One caveat here: if a format offers you the option to use complex structures, it is not necessarily a good idea to make use of it. Pluralizations from one language do not always have direct equivalents in other languages, and making appropriate modifications to the localization file is not a trivial task. Comments in localization files are only useful if the translator can see them – and they only see them if their translation tool can show them. Likewise, if keys hold crucial information, it is crucial that translation tools provide ways to use it. Nested structures are most problematic: since these require specific decoders, it is extremely unlikely that a translation tool can display this information in a meaningful way. ‘

Therefore, if you know that your localization files contain information besides just translatable strings, it is worth pointing this out to your translation team.

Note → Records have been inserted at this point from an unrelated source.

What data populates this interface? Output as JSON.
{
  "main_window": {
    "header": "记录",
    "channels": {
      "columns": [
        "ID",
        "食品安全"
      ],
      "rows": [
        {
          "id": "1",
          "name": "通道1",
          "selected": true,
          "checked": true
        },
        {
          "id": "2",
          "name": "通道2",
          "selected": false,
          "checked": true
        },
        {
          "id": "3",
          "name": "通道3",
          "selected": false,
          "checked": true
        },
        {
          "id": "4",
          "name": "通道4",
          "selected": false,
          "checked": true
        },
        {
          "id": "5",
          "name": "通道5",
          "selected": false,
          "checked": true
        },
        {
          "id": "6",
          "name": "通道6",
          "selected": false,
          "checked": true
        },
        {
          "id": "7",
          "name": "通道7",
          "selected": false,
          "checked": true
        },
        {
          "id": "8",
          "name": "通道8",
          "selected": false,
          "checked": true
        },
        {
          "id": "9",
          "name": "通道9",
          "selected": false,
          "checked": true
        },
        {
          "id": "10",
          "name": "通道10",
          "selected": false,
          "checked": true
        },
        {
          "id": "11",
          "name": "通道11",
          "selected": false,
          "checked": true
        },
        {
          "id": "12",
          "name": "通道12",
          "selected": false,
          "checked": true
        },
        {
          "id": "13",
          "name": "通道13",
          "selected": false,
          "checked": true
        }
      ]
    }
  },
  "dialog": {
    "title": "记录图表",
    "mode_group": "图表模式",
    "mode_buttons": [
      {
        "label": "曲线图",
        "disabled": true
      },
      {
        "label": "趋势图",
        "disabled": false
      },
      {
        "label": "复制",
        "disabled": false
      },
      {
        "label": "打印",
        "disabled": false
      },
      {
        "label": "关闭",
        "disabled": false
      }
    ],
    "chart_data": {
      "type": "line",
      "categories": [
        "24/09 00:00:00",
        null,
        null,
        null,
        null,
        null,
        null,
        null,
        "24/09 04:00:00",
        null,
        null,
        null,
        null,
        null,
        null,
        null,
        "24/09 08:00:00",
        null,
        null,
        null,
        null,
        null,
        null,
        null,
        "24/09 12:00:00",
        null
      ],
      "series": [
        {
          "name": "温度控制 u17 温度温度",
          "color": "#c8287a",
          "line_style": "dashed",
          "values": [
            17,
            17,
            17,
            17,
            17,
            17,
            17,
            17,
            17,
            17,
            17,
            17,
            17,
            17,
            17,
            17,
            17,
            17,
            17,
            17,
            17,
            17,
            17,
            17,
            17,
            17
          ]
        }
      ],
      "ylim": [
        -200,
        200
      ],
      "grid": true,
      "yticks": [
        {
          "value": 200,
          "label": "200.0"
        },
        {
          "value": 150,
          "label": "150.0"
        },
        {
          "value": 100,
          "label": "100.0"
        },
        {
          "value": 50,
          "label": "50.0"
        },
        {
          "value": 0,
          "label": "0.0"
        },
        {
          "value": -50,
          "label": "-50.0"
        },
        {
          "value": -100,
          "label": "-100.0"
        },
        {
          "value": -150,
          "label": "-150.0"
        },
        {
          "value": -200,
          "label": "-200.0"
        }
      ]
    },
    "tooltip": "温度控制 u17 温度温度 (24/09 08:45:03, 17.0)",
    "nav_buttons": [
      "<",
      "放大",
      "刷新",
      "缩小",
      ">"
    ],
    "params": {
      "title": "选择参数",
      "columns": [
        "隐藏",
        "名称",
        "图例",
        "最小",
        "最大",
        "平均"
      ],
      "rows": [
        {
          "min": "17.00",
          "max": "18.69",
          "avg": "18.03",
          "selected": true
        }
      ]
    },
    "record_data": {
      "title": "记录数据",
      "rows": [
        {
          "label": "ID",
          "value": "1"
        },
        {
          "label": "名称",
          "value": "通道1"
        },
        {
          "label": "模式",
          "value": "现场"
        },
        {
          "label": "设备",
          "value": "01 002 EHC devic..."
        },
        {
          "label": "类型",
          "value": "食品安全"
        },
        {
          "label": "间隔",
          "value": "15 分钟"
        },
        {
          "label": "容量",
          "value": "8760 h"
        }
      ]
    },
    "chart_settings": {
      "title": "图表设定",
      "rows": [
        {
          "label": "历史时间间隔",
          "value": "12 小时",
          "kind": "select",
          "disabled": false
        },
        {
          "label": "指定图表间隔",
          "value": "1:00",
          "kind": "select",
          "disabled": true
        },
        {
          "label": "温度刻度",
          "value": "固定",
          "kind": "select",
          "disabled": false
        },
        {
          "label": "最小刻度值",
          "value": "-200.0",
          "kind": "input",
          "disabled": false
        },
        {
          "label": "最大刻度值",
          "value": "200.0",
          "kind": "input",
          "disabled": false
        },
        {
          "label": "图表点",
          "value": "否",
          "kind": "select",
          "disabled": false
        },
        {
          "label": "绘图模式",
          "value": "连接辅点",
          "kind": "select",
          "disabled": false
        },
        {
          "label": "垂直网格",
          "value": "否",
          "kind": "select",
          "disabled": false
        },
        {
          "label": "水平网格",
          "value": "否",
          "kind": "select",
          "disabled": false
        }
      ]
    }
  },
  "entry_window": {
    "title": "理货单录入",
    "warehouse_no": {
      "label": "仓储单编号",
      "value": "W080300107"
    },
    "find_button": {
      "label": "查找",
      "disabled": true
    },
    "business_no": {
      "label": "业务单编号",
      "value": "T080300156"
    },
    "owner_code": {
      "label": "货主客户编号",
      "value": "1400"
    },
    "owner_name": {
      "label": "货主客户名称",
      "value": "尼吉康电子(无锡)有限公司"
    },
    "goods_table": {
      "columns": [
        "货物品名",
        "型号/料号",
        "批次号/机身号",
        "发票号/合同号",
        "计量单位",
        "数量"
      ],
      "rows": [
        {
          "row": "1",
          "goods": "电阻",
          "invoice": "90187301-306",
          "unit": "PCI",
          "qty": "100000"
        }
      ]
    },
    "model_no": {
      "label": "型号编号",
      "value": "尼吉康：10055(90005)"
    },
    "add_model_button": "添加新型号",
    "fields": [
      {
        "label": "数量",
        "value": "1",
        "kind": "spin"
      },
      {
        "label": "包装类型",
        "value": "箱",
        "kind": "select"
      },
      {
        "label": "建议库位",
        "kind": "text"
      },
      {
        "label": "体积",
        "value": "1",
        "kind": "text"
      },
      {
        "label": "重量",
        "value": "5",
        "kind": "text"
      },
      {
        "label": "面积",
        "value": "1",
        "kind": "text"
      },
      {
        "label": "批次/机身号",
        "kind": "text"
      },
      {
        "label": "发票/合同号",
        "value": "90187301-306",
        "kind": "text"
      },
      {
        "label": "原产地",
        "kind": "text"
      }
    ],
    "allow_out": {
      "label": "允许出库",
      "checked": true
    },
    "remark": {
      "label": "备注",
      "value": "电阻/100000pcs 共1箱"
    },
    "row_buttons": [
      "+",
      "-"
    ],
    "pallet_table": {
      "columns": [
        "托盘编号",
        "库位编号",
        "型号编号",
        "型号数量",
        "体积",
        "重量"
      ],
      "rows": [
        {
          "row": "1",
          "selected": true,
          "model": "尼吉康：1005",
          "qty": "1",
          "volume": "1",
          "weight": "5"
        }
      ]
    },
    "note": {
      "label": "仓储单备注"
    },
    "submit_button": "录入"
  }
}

How do you best manage resource files?

As with localization formats themselves, the way localization files are organized may be dictated by the tools you use for development.

Some tools use monolingual files and maintain translations in files with the same names but added language suffixes. Other tools use bilingual or even multilingual files, which means that all source and target strings that belong together automatically stay together.

Some environments encode dependencies inside their localization files while others create subfolder structures for the same purpose.

Each aspect has its advantages and disadvantages. For example, while multilingual files may be easy to work with for the programmer, they pose a challenge when you want different translators to work on them simultaneously.

If you have control over the choice of localization format, the complexities inside the files and the way resource files are named and organized, the best practice would be to hold off any decisions until you have discussed it with your localization team. Your localization tool may steer you in a specific direction, or it may offer surprising features and conveniences to you.